Miller: How are you hoping – Sarah, first – that people will use this dashboard? And when I say people, I guess also, who do you want to go to this dashboard?
Present: So, I think in general, in public health, we’re really wanting to just make sure that our public health data is available to the communities who are seen in that data. So, I think we have a lot of community partners, community-based organizations that work with different populations, many on emergency response or climate resiliency. So to be able to see their work in this data, but also be able to focus their work and focus resources is important.

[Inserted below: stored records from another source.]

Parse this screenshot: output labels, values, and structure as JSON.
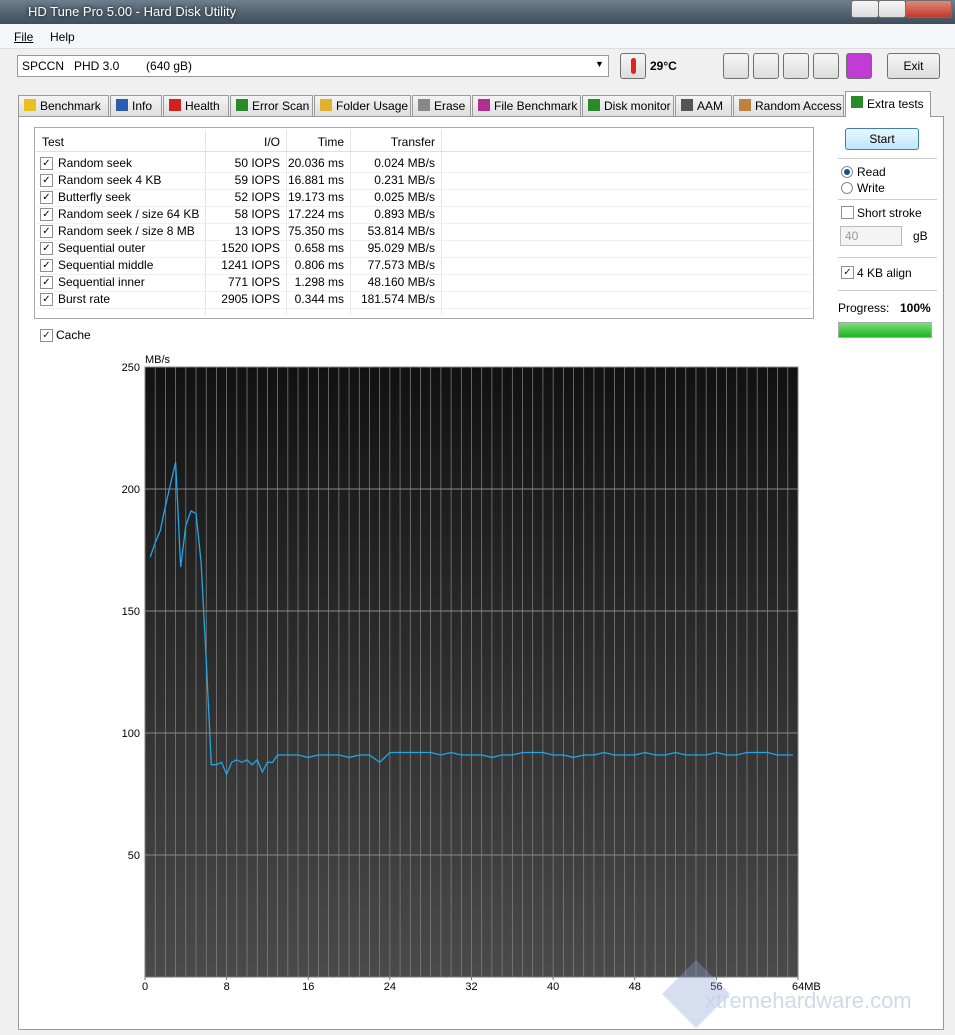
{
  "window": {
    "title": "HD Tune Pro 5.00 - Hard Disk Utility"
  },
  "menu": [
    "File",
    "Help"
  ],
  "drive": "SPCCN   PHD 3.0        (640 gB)",
  "temperature": "29°C",
  "exit": "Exit",
  "tabs": [
    "Benchmark",
    "Info",
    "Health",
    "Error Scan",
    "Folder Usage",
    "Erase",
    "File Benchmark",
    "Disk monitor",
    "AAM",
    "Random Access",
    "Extra tests"
  ],
  "active_tab": 10,
  "table": {
    "header": [
      "Test",
      "I/O",
      "Time",
      "Transfer"
    ],
    "rows": [
      [
        "Random seek",
        "50 IOPS",
        "20.036 ms",
        "0.024 MB/s"
      ],
      [
        "Random seek 4 KB",
        "59 IOPS",
        "16.881 ms",
        "0.231 MB/s"
      ],
      [
        "Butterfly seek",
        "52 IOPS",
        "19.173 ms",
        "0.025 MB/s"
      ],
      [
        "Random seek / size 64 KB",
        "58 IOPS",
        "17.224 ms",
        "0.893 MB/s"
      ],
      [
        "Random seek / size 8 MB",
        "13 IOPS",
        "75.350 ms",
        "53.814 MB/s"
      ],
      [
        "Sequential outer",
        "1520 IOPS",
        "0.658 ms",
        "95.029 MB/s"
      ],
      [
        "Sequential middle",
        "1241 IOPS",
        "0.806 ms",
        "77.573 MB/s"
      ],
      [
        "Sequential inner",
        "771 IOPS",
        "1.298 ms",
        "48.160 MB/s"
      ],
      [
        "Burst rate",
        "2905 IOPS",
        "0.344 ms",
        "181.574 MB/s"
      ]
    ],
    "checked": [
      true,
      true,
      true,
      true,
      true,
      true,
      true,
      true,
      true
    ]
  },
  "options": {
    "start": "Start",
    "read": "Read",
    "write": "Write",
    "mode": "read",
    "short_stroke": "Short stroke",
    "short_stroke_checked": false,
    "short_stroke_value": "40",
    "short_stroke_unit": "gB",
    "align": "4 KB align",
    "align_checked": true,
    "progress_label": "Progress:",
    "progress": {
      "value": 100,
      "label": "100%"
    }
  },
  "cache": {
    "label": "Cache",
    "checked": true
  },
  "chart": {
    "type": "line",
    "y_label": "MB/s",
    "color": "#22a6e8",
    "grid": true,
    "x": [
      0.5,
      1,
      1.5,
      2,
      2.5,
      3,
      3.5,
      4,
      4.5,
      5,
      5.5,
      6,
      6.5,
      7,
      7.5,
      8,
      8.5,
      9,
      9.5,
      10,
      10.5,
      11,
      11.5,
      12,
      12.5,
      13,
      14,
      15,
      16,
      17,
      18,
      19,
      20,
      21,
      22,
      23,
      24,
      25,
      26,
      27,
      28,
      29,
      30,
      31,
      32,
      33,
      34,
      35,
      36,
      37,
      38,
      39,
      40,
      41,
      42,
      43,
      44,
      45,
      46,
      47,
      48,
      49,
      50,
      51,
      52,
      53,
      54,
      55,
      56,
      57,
      58,
      59,
      60,
      61,
      62,
      63,
      63.5
    ],
    "values": [
      172,
      178,
      183,
      193,
      202,
      211,
      168,
      185,
      191,
      190,
      170,
      130,
      87,
      87,
      88,
      83,
      88,
      89,
      88,
      89,
      87,
      89,
      84,
      88,
      88,
      91,
      91,
      91,
      90,
      91,
      91,
      91,
      90,
      91,
      91,
      88,
      92,
      92,
      92,
      92,
      92,
      91,
      92,
      91,
      91,
      91,
      90,
      91,
      91,
      92,
      92,
      92,
      91,
      91,
      90,
      91,
      91,
      92,
      91,
      91,
      91,
      92,
      91,
      91,
      92,
      91,
      91,
      91,
      92,
      91,
      91,
      92,
      92,
      92,
      91,
      91,
      91
    ],
    "xlim": [
      0,
      64
    ],
    "ylim": [
      0,
      250
    ],
    "xticks": [
      0,
      8,
      16,
      24,
      32,
      40,
      48,
      56,
      {
        "value": 64,
        "label": "64MB"
      }
    ],
    "yticks": [
      50,
      100,
      150,
      200,
      250
    ]
  },
  "watermark": "xtremehardware.com"
}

Miller: What’s an example, a concrete example of how you think policies, approaches or programs could change in a way that is directly attributable to this report? I guess I’m just wondering … so, it’s not just data for the sake of data, but that someone looks at the data and says, “OK, now we’re going to do this because of it.” What’s an example of what you hope to happen or what has already happened?

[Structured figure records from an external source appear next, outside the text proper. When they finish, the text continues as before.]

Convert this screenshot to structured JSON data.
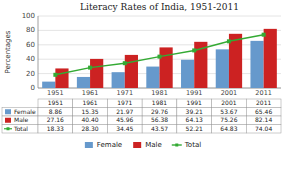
{
  "chart_data": {
    "type": "bar",
    "title": "Literacy Rates of India, 1951-2011",
    "categories": [
      "1951",
      "1961",
      "1971",
      "1981",
      "1991",
      "2001",
      "2011"
    ],
    "series": [
      {
        "name": "Female",
        "type": "bar",
        "color": "#6699CC",
        "values": [
          8.86,
          15.35,
          21.97,
          29.76,
          39.21,
          53.67,
          65.46
        ],
        "value_labels": [
          "8.86",
          "15.35",
          "21.97",
          "29.76",
          "39.21",
          "53.67",
          "65.46"
        ]
      },
      {
        "name": "Male",
        "type": "bar",
        "color": "#CC2222",
        "values": [
          27.16,
          40.4,
          45.96,
          56.38,
          64.13,
          75.26,
          82.14
        ],
        "value_labels": [
          "27.16",
          "40.40",
          "45.96",
          "56.38",
          "64.13",
          "75.26",
          "82.14"
        ]
      },
      {
        "name": "Total",
        "type": "line",
        "color": "#33AA33",
        "marker": "square",
        "values": [
          18.33,
          28.3,
          34.45,
          43.57,
          52.21,
          64.83,
          74.04
        ],
        "value_labels": [
          "18.33",
          "28.30",
          "34.45",
          "43.57",
          "52.21",
          "64.83",
          "74.04"
        ]
      }
    ],
    "y_label": "Percentages",
    "ylim": [
      0,
      100
    ],
    "yticks": [
      0,
      20,
      40,
      60,
      80,
      100
    ],
    "grid": true,
    "legend": "bottom"
  }
}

Present: Well, something that is already happening … We all have limited resources. We need to make sure that we appropriate them appropriately. But like with the heat-related illnesses in Multnomah County, the demographics showed higher illness rates in houseless people, as well as people living alone inside. Whereas, in Clackamas County, there were more sorts of outdoor farmworkers. So we can use our resources to work with our partners, working with farmworkers to help build education and resiliency there, and know that our resources may be more effective.
Miller: Kathleen Johnson and Sarah Present, thank you so much.
Present: Thank you.
Johnson: Thanks, Dave.
Miller: Sarah Present is a family physician for Clackamas County Health Centers. She joined us, though, in her role as the Clackamas County Health Officer. Kathleen Johnson is senior program coordinator at Washington County Public Health. There is a link to these new dashboards on our website.